Dort informierte die genossenschaftliche Bank mehr als 1000 Volksbankmitglieder und Kunden über die Abschlusszahlen, aktuelle Neuigkeiten und den Verlauf des Geschäftsjahres 2016. Es war bereits der dritte Vortragsabend in einer Reihe von vier Veranstaltungen.

„Die Inanspruchnahme des stationären Services in den Filialen ist spürbar zurückgegangen“, zitierte Meyer aus hausinternen Erhebungen. „Insbesondere junge Kunden nutzen immer mehr die digitalen Serviceangebote.“ Bei mit zum Teil geänderten Zeiten in den Filialen habe man zugleich Beratungskapazitäten in sogenannten Kompetenzcentern zusammengefasst. Zusätzlich stehe an 50 Stunden in der Woche ein telefonischer Dienst zur Verfügung. „Nahezu alle Wünsche können von diesem Team erfüllt werden“, sagte Meyer. Mit etwa 94.000 Anrufen pro Jahr sei dieser Bereich sehr gefragt. „Die Tendenz ist steigend.“ Ein reines Offline- oder Onlinebanking sei für die Volksbank jedoch kein Zukunftsmodell, meinte er.

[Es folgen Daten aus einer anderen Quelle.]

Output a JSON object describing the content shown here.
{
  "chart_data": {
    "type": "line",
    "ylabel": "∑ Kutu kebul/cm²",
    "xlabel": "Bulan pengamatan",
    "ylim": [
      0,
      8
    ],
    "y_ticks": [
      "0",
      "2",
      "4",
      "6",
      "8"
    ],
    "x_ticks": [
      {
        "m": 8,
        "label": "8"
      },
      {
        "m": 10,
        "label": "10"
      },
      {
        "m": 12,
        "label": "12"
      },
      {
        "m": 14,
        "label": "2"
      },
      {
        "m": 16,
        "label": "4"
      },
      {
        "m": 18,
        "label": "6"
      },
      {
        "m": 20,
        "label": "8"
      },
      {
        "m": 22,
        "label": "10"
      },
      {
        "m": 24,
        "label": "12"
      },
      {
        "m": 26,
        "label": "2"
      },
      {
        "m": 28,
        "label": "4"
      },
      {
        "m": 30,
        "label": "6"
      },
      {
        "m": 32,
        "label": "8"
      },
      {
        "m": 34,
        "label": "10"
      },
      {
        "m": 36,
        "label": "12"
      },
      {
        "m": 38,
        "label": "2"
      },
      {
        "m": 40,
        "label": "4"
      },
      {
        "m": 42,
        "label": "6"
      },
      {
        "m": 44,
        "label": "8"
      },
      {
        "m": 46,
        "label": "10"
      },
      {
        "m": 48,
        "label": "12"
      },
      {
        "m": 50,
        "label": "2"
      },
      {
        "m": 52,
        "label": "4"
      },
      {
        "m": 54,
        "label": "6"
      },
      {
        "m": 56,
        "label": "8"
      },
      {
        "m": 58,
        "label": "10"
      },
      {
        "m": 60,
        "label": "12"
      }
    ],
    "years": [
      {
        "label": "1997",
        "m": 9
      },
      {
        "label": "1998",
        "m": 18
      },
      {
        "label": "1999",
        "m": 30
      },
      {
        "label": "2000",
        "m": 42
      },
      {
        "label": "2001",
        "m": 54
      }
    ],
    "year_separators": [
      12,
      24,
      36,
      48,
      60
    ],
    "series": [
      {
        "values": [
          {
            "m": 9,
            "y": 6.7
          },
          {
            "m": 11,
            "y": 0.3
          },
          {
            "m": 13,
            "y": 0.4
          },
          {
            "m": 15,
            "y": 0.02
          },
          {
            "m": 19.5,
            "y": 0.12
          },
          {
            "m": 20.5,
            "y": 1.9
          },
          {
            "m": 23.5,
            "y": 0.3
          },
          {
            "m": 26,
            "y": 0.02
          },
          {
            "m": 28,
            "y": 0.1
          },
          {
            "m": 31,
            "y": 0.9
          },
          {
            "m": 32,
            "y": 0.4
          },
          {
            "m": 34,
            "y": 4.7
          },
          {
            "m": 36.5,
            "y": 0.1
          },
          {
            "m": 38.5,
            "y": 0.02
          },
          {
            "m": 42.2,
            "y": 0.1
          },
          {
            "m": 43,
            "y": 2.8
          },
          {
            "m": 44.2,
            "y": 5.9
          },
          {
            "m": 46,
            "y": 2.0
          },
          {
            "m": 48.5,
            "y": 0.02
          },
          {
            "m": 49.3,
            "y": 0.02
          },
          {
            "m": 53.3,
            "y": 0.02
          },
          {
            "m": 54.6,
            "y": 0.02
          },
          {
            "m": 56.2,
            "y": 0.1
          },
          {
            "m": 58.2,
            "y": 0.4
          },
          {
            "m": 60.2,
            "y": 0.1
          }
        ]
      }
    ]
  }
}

„Liebeshochzeit statt Zwangsheirat“

Als einen weiteren Schritt in Richtung Zukunftsfähigkeit nannte Meyer die geplante Fusion mit der Volksbank Delmenhorst-Schierbrok. „Unsere genossenschaftliche Philosophie, die Wertschätzung gegenüber Kunden und Mitarbeitern, die Produkte und Services sowie die Tätigkeitsfelder in der zusammenwachsenden Region passen perfekt“, berichtete Meyer. „Liebeshochzeit statt Zwangsheirat“ lautet das Motto dieses Projekts. Ziel der bis Mitte 2018 angesetzten Verhandlungen sei es, mit Zustimmung des Verwaltungsrats den Zusammenschluss der beiden Banken rückwirkend per 1. Januar 2018 abzuschließen. Auf den Ortsversammlungen zu Beginn des nächsten Jahres wolle der Vorstand mit detaillierten Ausführungen erneut berichten.

„Vor dem Hintergrund der anhaltenden, sehr schwierigen Zinssituation können wir mit der Geschäftsentwicklung im Jahr 2016 zufrieden sein“, berichtete Meyer anschließend über den Jahresverlauf. „Sowohl das Kredit- als auch das Einlagengeschäft konnten erfreulicherweise deutlich ausgeweitet werden.“ Die Bilanzsumme lag zum Jahresende bei 779 Millionen Euro (2015: 737 Millionen Euro). Die Erhöhung resultiere nahezu ausschließlich aus der Entwicklung des Kundengeschäfts. So haben sich die Kundenkredite gegenüber dem Vorjahr um 23 Millionen auf 458 Millionen Euro erhöht. Auf der Passivseite der Bilanz seien die Kundeneinlagen auf 556 Millionen Euro angewachsen, eine Steigerung um 42 Millionen Euro. „Mit dem Eigenkapital von 71 Millionen Euro können wir alle gegenwärtigen Anforderungen der Bankenaufsicht erfüllen, müssen uns aber darauf einstellen, dass die Bankenregulierer die Eigenkapitalschraube weiter anziehen werden“, wagte Meyer einen Blick voraus. Das Kundenwertpapiergeschäft habe sich unter Einbeziehung der Union-Investmentdepots mit einem Bestand von 200 Millionen Euro (Vorjahr: 187 Millionen Euro) gut behaupten können.

Aus dem laufenden Ertrag habe man die Eigenkapitalsbasis stärken können und weise einen Bilanzgewinn von rund 800 000 Euro aus, berichtete Meyer weiter. Der Vertreterversammlung Anfang Juni wolle man eine Dividendenzahlung in Vorjahreshöhe von vier Prozent zur Beschlussfassung vorschlagen.